Blankenhagen hadn’t bothered to hide the maps very well. They were on top of his wardrobe, quite visible to anyone with my inches. I grabbed them and left.
Tony sat up when I came in.
‘Got them? Good work.’
‘Lie down.’ I slid the roll of parchment under his bed. ‘Blankenhagen is on his way up. I just got out in time.’
There was a knock at the door. Tony flopped back onto his pillow.
‘All settled,’ George announced briskly. He pushed Blankenhagen into the room and followed him, rubbing his hands together with the air of a man who has just finished a painful session at the dentist’s. ‘The Gräfin was quite reasonable. The minister will be up later, and they’ll probably have some kind of service, today or tomorrow. She won’t have the lad in the family vault, though. Says, with all due respect for Tony’s deductions, that she can’t accept the identification as certain, and anyhow, the crypt is reserved for Drachensteins. They’ll bury him in the town cemetery. Lord knows what they’ll put on the tombstone.’
‘Good,’ said Tony, closing his eyes
as Blankenhagen started poking at his shoulder. ‘What excuse did you give her for our tomb robbing?’
‘Funny thing,’ said George thoughtfully. ‘She didn’t ask.’
‘You have done yourself no injury,’ Blankenhagen said, tucking in an edge of bandage. ‘But remain quiet and do not raise any more tombstones. Such childishness.’
He stalked to the door and went out. George followed, with a rather wistful glance at me.
‘Maybe we ought to keep him in the club,’ I said.
‘Generosity does not become you. Somebody is behind all these kookie manifestations here, and until I find out who it is – ’
‘You don’t seriously suspect George, do you? He hasn’t had time to arrange all the things that have happened.’
‘I know. I’d like to suspect him, but he doesn’t fit. Herr Schmidt is a better bet. How is he, by the way?’
‘Okay, I guess. He’s up and around, anyhow. He wouldn’t even go to the hospital for a checkup, as Blankenhagen suggested.’
‘Very interesting. Maybe he faked his faint. He told you his degree is from Leipzig? Convenient that it’s in the East Zone, where official inquiries aren’t easy for us amateurs to make. And of all the suspicious names – it’s as bad as Smith.’
‘I think the countess is our man – pardon me, woman.’
‘She’s almost too perfect,’ Tony objected. ‘Probably she has a heart of gold under that frosty exterior. I can’t see her galloping around in a suit of armour, either.’

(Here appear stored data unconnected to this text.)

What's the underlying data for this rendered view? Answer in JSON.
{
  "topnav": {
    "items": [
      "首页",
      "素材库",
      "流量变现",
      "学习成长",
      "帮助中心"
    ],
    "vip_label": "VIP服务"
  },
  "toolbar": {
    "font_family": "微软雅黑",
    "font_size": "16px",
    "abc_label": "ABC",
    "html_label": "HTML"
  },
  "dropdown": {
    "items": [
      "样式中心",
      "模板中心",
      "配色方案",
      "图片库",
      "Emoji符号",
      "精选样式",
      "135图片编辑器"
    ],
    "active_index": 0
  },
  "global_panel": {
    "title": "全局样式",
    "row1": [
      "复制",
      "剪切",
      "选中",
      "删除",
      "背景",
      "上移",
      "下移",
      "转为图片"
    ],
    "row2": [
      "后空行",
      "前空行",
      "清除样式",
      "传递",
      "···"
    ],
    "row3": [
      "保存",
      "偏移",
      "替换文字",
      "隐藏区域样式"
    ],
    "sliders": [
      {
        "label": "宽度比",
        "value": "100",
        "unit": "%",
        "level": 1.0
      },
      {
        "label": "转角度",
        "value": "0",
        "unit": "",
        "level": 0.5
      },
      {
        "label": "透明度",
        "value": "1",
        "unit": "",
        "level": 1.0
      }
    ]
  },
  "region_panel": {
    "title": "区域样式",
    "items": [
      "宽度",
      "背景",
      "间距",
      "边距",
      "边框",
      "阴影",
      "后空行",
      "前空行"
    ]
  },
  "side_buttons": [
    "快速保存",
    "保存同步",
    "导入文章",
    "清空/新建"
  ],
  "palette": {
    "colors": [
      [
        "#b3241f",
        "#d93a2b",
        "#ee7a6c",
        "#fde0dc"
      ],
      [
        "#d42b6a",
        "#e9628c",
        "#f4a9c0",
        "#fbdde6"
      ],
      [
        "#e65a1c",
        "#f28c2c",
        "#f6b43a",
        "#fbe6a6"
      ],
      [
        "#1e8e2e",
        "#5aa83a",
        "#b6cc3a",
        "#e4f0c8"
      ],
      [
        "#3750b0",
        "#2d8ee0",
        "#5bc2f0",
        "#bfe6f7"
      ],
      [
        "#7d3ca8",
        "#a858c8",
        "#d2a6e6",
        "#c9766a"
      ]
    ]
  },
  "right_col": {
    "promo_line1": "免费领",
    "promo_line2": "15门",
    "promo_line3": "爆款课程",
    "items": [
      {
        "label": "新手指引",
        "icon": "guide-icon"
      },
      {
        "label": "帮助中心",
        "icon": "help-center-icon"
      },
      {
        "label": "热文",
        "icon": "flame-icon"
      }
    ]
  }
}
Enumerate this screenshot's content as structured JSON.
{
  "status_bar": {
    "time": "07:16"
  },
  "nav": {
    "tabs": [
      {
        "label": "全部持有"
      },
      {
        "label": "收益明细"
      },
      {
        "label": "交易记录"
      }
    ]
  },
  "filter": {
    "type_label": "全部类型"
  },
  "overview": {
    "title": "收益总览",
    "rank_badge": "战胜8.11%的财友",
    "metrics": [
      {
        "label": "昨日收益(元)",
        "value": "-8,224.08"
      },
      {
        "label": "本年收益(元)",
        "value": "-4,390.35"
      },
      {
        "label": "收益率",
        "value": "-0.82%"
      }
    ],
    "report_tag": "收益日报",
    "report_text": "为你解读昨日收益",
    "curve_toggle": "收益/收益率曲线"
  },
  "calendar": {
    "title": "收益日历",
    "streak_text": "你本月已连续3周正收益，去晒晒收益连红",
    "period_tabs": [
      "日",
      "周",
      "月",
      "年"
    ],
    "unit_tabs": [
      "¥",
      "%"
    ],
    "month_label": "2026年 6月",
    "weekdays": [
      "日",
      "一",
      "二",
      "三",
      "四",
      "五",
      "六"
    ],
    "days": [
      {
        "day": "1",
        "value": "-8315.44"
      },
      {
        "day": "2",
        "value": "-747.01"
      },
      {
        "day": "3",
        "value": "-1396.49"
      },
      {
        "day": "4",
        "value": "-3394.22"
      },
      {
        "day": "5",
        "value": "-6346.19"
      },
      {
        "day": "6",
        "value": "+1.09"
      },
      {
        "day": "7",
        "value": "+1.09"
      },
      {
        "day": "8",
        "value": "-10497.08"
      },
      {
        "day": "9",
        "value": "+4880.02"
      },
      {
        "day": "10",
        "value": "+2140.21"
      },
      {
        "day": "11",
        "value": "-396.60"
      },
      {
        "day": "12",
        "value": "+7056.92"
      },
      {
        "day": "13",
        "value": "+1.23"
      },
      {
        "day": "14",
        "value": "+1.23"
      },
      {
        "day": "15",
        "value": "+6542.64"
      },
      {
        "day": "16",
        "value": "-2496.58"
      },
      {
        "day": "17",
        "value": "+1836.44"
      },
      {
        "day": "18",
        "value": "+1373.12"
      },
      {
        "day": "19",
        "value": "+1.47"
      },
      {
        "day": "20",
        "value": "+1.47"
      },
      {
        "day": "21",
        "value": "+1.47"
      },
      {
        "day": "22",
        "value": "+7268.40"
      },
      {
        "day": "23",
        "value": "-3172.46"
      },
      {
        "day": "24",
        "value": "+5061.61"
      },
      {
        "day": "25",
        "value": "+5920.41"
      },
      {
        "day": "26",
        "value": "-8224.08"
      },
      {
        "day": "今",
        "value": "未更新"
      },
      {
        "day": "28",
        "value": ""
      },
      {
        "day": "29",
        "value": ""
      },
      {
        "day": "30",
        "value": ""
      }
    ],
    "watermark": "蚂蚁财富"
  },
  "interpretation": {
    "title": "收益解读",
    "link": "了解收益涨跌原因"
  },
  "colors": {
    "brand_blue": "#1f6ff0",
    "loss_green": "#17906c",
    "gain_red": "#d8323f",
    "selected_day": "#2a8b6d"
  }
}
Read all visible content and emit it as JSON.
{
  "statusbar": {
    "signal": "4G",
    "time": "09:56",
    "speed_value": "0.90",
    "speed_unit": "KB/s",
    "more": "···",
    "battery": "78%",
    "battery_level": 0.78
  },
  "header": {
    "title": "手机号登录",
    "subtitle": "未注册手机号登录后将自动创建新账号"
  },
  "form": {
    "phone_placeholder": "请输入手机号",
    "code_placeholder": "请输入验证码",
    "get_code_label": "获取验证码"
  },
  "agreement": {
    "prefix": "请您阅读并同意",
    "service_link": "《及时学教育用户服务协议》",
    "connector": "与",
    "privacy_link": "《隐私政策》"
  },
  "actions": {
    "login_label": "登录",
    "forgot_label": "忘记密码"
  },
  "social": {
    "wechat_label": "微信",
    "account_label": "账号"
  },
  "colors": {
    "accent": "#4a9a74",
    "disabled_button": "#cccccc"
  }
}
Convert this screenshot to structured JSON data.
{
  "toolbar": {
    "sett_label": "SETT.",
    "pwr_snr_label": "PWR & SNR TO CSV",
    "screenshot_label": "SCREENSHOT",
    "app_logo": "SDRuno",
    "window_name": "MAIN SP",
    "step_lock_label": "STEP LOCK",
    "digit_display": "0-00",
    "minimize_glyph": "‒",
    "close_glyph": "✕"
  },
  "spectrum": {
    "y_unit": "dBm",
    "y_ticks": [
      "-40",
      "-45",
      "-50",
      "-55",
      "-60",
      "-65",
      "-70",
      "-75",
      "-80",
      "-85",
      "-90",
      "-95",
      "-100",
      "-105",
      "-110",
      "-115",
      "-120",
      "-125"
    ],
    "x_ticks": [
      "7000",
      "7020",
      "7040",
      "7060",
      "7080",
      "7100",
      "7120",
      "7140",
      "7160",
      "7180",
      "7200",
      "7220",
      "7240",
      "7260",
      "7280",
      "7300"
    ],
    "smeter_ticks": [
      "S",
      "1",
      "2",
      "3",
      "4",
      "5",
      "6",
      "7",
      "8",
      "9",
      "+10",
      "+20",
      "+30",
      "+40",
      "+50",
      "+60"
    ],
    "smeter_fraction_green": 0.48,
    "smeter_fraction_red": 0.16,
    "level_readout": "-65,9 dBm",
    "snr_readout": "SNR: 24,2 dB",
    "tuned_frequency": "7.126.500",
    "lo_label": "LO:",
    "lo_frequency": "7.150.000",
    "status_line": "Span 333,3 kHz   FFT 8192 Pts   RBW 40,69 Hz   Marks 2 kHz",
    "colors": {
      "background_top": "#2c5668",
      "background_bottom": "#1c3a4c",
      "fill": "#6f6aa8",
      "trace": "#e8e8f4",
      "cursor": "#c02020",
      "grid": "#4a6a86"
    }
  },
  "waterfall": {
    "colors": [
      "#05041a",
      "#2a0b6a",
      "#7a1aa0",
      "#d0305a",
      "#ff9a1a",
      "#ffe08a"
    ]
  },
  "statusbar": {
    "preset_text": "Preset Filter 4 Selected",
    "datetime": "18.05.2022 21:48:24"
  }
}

‘Don’t be fooled by that air of languid dignity. She’s as hard as nails. She detests Irma; she’s a natural bully, and you must admit Irma asks to be trampled on. Also, the Gräfin is the only one to profit if, for instance, Irma fell down the stairs while she was sleepwalking.’
‘She could encourage, if not actually induce, the sleepwalking,’ Tony agreed. ‘She’s got that girl mesmerized. But the profit motive doesn’t amount to much if this’ – he waved a hand around the poorly equipped room – ‘is all Irma’s inheritance.’